Statement A is false.
$Z^{\ast}_{8}$ is not even a group.
Statement C is false. We know that there is a non-abelian group G of order $6.$ Every cyclic group is abelian So, every non-abelian group is non-cyclic. Now, for this non-cyclic group G of order $6,$ every proper subgroup will have order $1$ or $2$ or $3,$ which are all cyclic groups.
Option B:
It’s not true because $< 49 >= Z_{60}$ and $49$ is not prime. Also $< 1 >= Z_{60}$ and $1$ is not prime either.
Detailed Explanation:
We know the inverse of any element in $Z_n$ given as following:
Theorem $6.9.$ The order of an element $a \in \mathbb{Z}_{n}$ (under addition modulo $n$ ) is $n / \operatorname{gcd}(a, n)$.

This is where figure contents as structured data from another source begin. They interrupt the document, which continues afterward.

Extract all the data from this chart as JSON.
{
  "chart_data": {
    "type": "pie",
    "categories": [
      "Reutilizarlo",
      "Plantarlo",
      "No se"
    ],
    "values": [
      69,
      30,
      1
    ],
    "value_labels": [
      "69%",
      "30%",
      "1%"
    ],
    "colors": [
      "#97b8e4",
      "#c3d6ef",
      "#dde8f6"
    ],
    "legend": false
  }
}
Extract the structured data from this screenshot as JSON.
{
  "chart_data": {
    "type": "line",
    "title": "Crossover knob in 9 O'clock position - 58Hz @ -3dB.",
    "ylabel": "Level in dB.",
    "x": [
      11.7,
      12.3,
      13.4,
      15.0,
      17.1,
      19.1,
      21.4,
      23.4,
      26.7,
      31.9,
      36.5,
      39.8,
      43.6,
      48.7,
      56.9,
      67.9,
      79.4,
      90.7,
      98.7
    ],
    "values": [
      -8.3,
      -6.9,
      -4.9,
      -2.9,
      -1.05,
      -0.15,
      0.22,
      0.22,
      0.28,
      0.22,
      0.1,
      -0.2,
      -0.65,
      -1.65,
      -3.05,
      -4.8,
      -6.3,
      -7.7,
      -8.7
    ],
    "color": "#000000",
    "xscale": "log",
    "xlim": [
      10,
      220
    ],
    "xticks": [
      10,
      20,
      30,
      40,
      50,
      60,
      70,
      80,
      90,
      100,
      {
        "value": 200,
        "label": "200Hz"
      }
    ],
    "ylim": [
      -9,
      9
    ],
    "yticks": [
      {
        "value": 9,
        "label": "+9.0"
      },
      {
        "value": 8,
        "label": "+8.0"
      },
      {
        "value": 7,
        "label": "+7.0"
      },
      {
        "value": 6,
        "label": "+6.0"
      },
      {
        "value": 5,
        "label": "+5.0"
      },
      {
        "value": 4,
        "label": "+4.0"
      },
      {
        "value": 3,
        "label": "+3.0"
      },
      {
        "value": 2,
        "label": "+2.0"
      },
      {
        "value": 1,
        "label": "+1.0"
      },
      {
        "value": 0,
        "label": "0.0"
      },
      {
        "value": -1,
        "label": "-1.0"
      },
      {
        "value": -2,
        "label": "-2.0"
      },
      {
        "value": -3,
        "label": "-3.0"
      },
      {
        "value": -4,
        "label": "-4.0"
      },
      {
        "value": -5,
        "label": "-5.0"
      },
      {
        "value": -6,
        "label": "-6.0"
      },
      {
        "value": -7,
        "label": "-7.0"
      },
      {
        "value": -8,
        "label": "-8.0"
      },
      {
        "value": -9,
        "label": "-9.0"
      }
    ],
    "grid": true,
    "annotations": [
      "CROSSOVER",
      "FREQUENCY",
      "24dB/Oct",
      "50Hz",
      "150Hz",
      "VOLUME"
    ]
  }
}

The general formula for the order of $x$ in $\mathbb{Z}_{n}$ is $\frac{n}{\operatorname{gcd}(x, n)}$.
So, in $Z_{n}$ an element is a generator if and only if it has an order $60.$
If an element has order $60,$ then it means it generates 60 elements, hence, it is a generator.
So, in $Z_{n}$ an element $x$ is a generator if and only if $\operatorname{gcd}(x, n)=1$.
Option D is true. Elements $1,3,5,7$ have inverse.
We know that in multiplicative modulo $n$, an element $x$ has multiplicative inverse iff $\mathrm{x}, \mathrm{n}$ are co-prime i.e. $\operatorname{gcd}(\mathrm{x}, \mathrm{n})=1$.